************************************************************************
ENGLISH
************************************************************************

*****************************************
*****************************************
****					  		     ****
****   THE WSDDE 0.64 INSTRUCTION    ****
****							     ****
*****************************************
*****************************************

Word Sense Disambiguation Development Environement (WSDDE)

The current development version of the environment facilitates the construction and evaluation of WSD methods in the supervised Machine Learning (ML) paradigm.



**************************
I. INSTALLATION 
**************************

To install the WSDDE only Java Runtime Environement (at least 1.6) (JRE) is required. Hence, the WSDDE should work on every computer with installed JRE. It was tested on Windows XP, Windows Vista and Ubuntu 9.04. One only needs to unpack the zipped file to use most of the environment.


***************************
II. GETTING STARTED
***************************

The structure of directories after unzipping looks as follows:

/wsdde.jar
/config.ini
/readme.txt
/wsdde.pdf (an article from LTC'09)
/wsdde_lib (external libraries used by the WSDDE)
/doc/gpl.txt (the gpl license)
/source
/resources
	/corpora_raw (a small, hand-annotated corpus and pseudowords corpora)
	/corpora_enriched (corpora enriched with extra information (e.g. POS))
	/experiment_meta_descriptions (some experiment's meta descriptions)
	/experiment_descriptions (some experiment's meta descriptions)
	/results
	/wsdmethods (some WSD methods ready to load and use)


The use of the WSDDE v. 0.64 mainly from the command line is recommended. Command:

> java -jar wsdde.jar

shows available options, which should be passed as the program's parameter(s):

> java -jar wsdde.jar [options]

In case of a no-memory error, one should use the -XmxMEMm (MEM = memory in megabytes) switch for JVM, e.g.

> java -Xmx1000m -jar wsdde.jar [options]

All input files (corpora, experiments' descriptions, etc.) should be UTF-8 encoded.

If you give the output path, all the given directories must exist.

To achieve the full functionality, the WSDDE uses external libraries. All the necessary  libraries are in wsdde_lib directory:


commons-cli.jar (1.2) -- command line
weka.jar (3.6.1)-- algorithms of selection and machine learning

mysql.jar (5.1.10)-- jdbc connector to the MYSQL; it is required only if you use the MYSQL. The WSDDE user should have access to the MYSQL server and provide (config.ini) server address, port, DB name, DB user and password.

poliqarp.jar (1.3.7) -- client library for poliqarpd. It is used only if you want to generate pseudowords corpora.

The numbers in brackets are the versions which are currently used and work properly. In the case of MySQL and Poliqarp only the client-part is bundled with the WSDDE. One should give the servers' settings in config.ini file. The newest version of poliqarp is accessible at sourceforge.net. Corpora which are used by poliqarp server are at nkjp.pl or korpus.pl. 

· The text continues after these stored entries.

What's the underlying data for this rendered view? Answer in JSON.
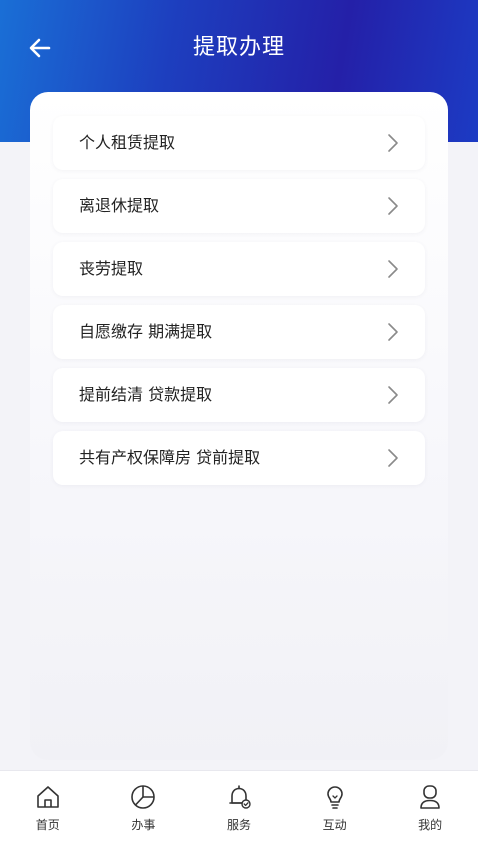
{
  "header": {
    "title": "提取办理",
    "back_icon": "arrow-left-icon"
  },
  "items": [
    {
      "label": "个人租赁提取"
    },
    {
      "label": "离退休提取"
    },
    {
      "label": "丧劳提取"
    },
    {
      "label": "自愿缴存 期满提取"
    },
    {
      "label": "提前结清 贷款提取"
    },
    {
      "label": "共有产权保障房 贷前提取"
    }
  ],
  "tabbar": [
    {
      "label": "首页",
      "icon": "home-icon"
    },
    {
      "label": "办事",
      "icon": "pie-chart-icon"
    },
    {
      "label": "服务",
      "icon": "bell-icon"
    },
    {
      "label": "互动",
      "icon": "lightbulb-icon"
    },
    {
      "label": "我的",
      "icon": "user-icon"
    }
  ],
  "colors": {
    "header_start": "#1a6fd6",
    "header_mid": "#2420a8",
    "text": "#222222"
  }
}
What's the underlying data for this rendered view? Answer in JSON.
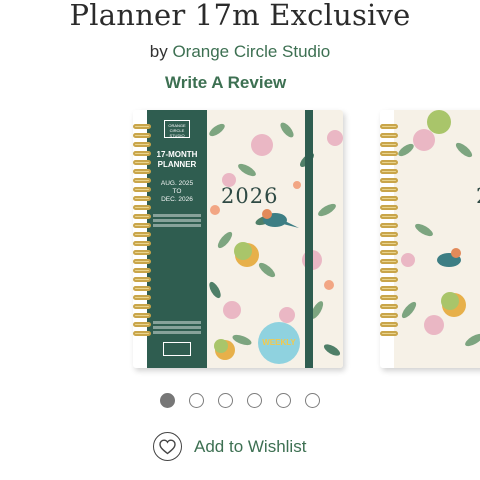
{
  "product": {
    "title": "Planner 17m Exclusive",
    "by_label": "by",
    "author": "Orange Circle Studio",
    "review_label": "Write A Review"
  },
  "planner": {
    "brand_logo": "ORANGE CIRCLE STUDIO",
    "month_label": "17-MONTH\nPLANNER",
    "range": "AUG. 2025\nTO\nDEC. 2026",
    "year": "2026",
    "badge": "WEEKLY"
  },
  "gallery": {
    "slide_count": 6,
    "active_index": 0
  },
  "wishlist": {
    "label": "Add to Wishlist",
    "icon": "heart-icon"
  },
  "colors": {
    "accent_green": "#3d7052",
    "band_green": "#2f5d50",
    "badge_blue": "#8fd2df"
  }
}
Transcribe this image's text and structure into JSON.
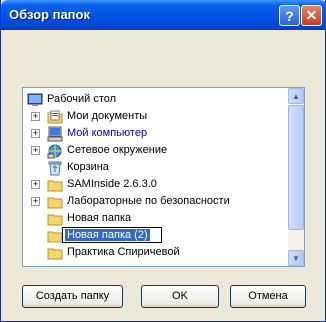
{
  "window": {
    "title": "Обзор папок",
    "help_glyph": "?",
    "close_glyph": "✕"
  },
  "tree": {
    "items": [
      {
        "label": "Рабочий стол",
        "icon": "desktop-icon"
      },
      {
        "label": "Мои документы",
        "icon": "documents-icon"
      },
      {
        "label": "Мой компьютер",
        "icon": "computer-icon"
      },
      {
        "label": "Сетевое окружение",
        "icon": "network-icon"
      },
      {
        "label": "Корзина",
        "icon": "recycle-bin-icon"
      },
      {
        "label": "SAMInside 2.6.3.0",
        "icon": "folder-icon"
      },
      {
        "label": "Лабораторные по безопасности",
        "icon": "folder-icon"
      },
      {
        "label": "Новая папка",
        "icon": "folder-icon"
      },
      {
        "label": "Новая папка (2)",
        "icon": "folder-icon"
      },
      {
        "label": "Практика Спиричевой",
        "icon": "folder-icon"
      }
    ],
    "expander_glyph": "+"
  },
  "buttons": {
    "create": "Создать папку",
    "ok": "OK",
    "cancel": "Отмена"
  }
}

The environment can also use the TAKIPI tagger (http://nlp.ipipan.waw.pl/TaKIPI/). If you want to use it, you should install TAKIPI and edit config.ini (you should put the path to TaKIPI's executable file).


**********************
STRUCTURE OF XML FILES
**********************

The part of the XML structure (e.g. experiment's description) depends on implemented feature generators, therefore XML schemas must be created dynamically. To obtain the current one, you should use the command line:

> java -jar wsdde.jar -xsd

********************
CREATING YOUR OWN GENERATORS
********************

One should extend the abstract class wsdde.generator.FeatureGenerator. Moreover, the extending class should be in the package wsdde.genearator. You should also put XML schemas (xsd) describing generator's parameters into the wsdde.generator package. It is a good idea to look at built-in feature generators.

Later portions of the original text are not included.